Colchester-based IFA Plan Money said that the FSA guidance around simplified advice was a grey area and "very close" to that for full advice.
The firm is rather building a technology-based non-advice arm to address clients' basic needs; protection will be the first area to feed into the proposition.
Director Peter Chadborn said: "It would be non-advice rather than simplified advice. The model for simplified advice would be so close to full advice in terms of regulation that I cannot see anyone doing it just now.
"For us it is very much black and white; either full regulated advice or it is not advice. Adviser firms will need to be very clear on this."
The development will mean clients are faced with a choice on how to do business with the firm when they land on the website.
Chadborn added that protection "fitted in well" with the concept to start with.
He added: "It goes two ways. It is important for us to offer it as a solution to clients not wanting full advice. And we can give them a choice rather than say how they have to do business with us or turn them away."

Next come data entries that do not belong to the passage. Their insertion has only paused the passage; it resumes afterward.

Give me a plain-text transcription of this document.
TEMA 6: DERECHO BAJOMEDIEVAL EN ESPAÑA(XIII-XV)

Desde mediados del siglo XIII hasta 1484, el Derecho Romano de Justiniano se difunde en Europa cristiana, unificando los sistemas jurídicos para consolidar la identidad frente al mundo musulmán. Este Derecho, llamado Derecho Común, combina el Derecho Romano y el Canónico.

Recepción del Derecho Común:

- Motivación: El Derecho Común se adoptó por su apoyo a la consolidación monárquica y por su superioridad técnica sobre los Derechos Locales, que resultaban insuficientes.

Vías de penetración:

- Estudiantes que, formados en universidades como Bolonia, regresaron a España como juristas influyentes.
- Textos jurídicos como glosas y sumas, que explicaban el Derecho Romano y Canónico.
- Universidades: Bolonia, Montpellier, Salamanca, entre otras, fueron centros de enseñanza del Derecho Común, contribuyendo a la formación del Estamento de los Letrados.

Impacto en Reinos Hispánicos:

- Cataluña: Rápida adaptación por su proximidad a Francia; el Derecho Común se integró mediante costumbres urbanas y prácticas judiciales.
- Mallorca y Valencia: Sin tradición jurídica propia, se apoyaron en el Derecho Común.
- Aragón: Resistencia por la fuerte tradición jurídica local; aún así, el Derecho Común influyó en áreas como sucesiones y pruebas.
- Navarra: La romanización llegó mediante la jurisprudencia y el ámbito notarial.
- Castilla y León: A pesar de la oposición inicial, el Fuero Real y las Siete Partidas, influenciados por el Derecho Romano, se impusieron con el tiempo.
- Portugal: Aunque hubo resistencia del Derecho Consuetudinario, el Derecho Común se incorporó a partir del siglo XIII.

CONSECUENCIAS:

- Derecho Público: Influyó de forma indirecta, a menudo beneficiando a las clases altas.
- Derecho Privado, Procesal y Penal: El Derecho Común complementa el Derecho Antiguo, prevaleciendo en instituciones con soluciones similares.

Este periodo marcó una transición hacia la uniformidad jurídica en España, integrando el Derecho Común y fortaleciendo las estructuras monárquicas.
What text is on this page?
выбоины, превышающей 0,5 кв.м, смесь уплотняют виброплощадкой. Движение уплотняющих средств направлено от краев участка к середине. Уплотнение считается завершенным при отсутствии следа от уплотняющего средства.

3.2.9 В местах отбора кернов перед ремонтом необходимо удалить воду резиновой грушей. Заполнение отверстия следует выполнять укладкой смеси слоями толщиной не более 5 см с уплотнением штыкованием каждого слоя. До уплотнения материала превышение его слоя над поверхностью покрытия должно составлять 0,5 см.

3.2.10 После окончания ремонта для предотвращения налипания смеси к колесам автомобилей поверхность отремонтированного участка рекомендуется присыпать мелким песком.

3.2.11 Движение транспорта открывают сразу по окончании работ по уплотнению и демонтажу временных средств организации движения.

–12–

In FSA final guidance on the evolving advice-type published in March, the regulator stated that firms needed to consider charging structure, adding: "...in particular if it sells commission (for example, a protection product) and non-commission attracting products through simplified advice.
"Firms who also sell products that could attract commission through simplified advice could choose to operate a fee-only charging model."
According to Northamptonshire-based IFA Investment Coach, plans for developing a simplified advice arm have been put on hold due to compliance complications.
Director Andrew Reeve said: "There are a lot of unknowns and complications on this and we could not even get an agreement amongst our compliance team.
"If we did go down this route with protection it would be through a restricted arm. It means a lot of attention to compliance and FSA registration and a lot of work."
He explained that the firm's planned proposition would initially serve very basic needs, such as budgeting and cash flow issues, rather than the middle simplified-advice piece, but that plans had currently been frozen.
Reeve added: "I think beyond RDR the protection market will be quite well served. A number of advisers will move into this commission-generating area so it may not be that profitable to offer it in this sort of proposition."
The FSA and Financial Services Consumer Panel have both pointed to simplified advice as a way of catering to the mid-to-mass market.
Simplified advice has not yet been defined in the FSA handbook but has been described as advice for middle and low income earners when examined in the context of the RDR.
According to the FSA, the term has been adopted to describe streamlined advice processes that address straightforward consumer needs.
The advice type is categorised by the City watchdog as "a form of restricted advice".